Abstract

Abstract Understanding acoustic wave propagation in an inclined fluid–filled borehole embedded in 3‐D media is essential for acoustic wave logging data processing and interpretation. A 3‐D staggered finite‐difference (FD) method is used to simulate borehole sonic waves in isotropic inclined layered formations. First, the FD results are compared with those obtained by a Real Axis Integration method for a monopole source in an open borehole vertically imbedded in homogeneous formation. A good agreement has been made for the two methods. Consequently, the FD solutions are confirmed by the analytical solutions. Then, the waveforms for a borehole with various deviations between the borehole axis and formation interface are calculated.
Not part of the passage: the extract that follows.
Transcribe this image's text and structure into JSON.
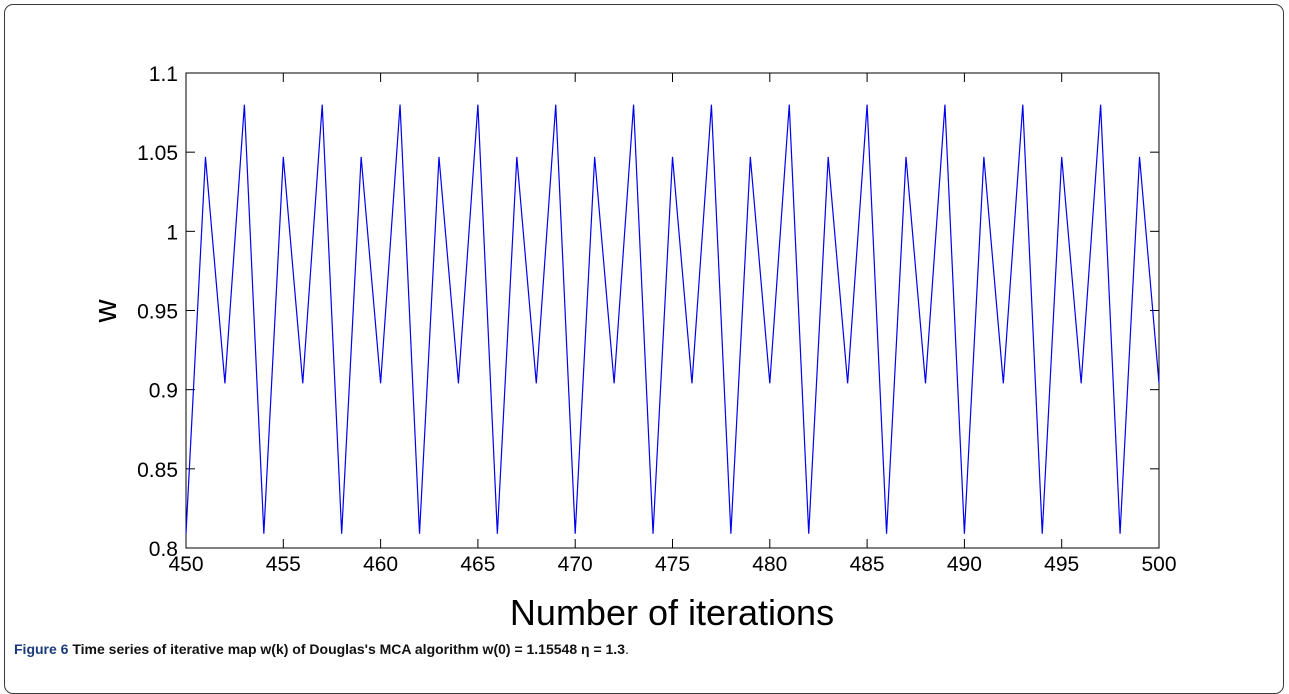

Those for dipole sources are also simulated at a low source center frequency. The numerical results show that, when the source is under the inclined interface, equivalently going up in a fast (lower) formation, and also as the interface inclined angle increases, the determined slowness decreases from the slowness approximately correspondent to that of the slow (upper) formation, to the one in downward formation, and never reaches the real compressional slowness in the upper formation. The correspondent slowness curve, with respect to record points, and above the formation interface, becomes flatter with increasing distance from the source; while the short spacing detection makes the curve sharper. For all spacing with receivers in the upper formation, and the source under the interface in the lower formation, the apparent slowness becomes smaller than the real wave slowness in the upper formation. The larger the inclined angle is, the flatter are the curves away from the interface range for the long spacing. The shear wave slowness shows the similar features but more sensitive to the inclined angle than the compressional slowness. Also, this effect is controlled by the velocity contrast between the upper and lower formations. The above phenomenon is shown clearly in both snapshot visualization and slowness calculation with synthetic waveforms, and is well explained with the theory of ray acoustics.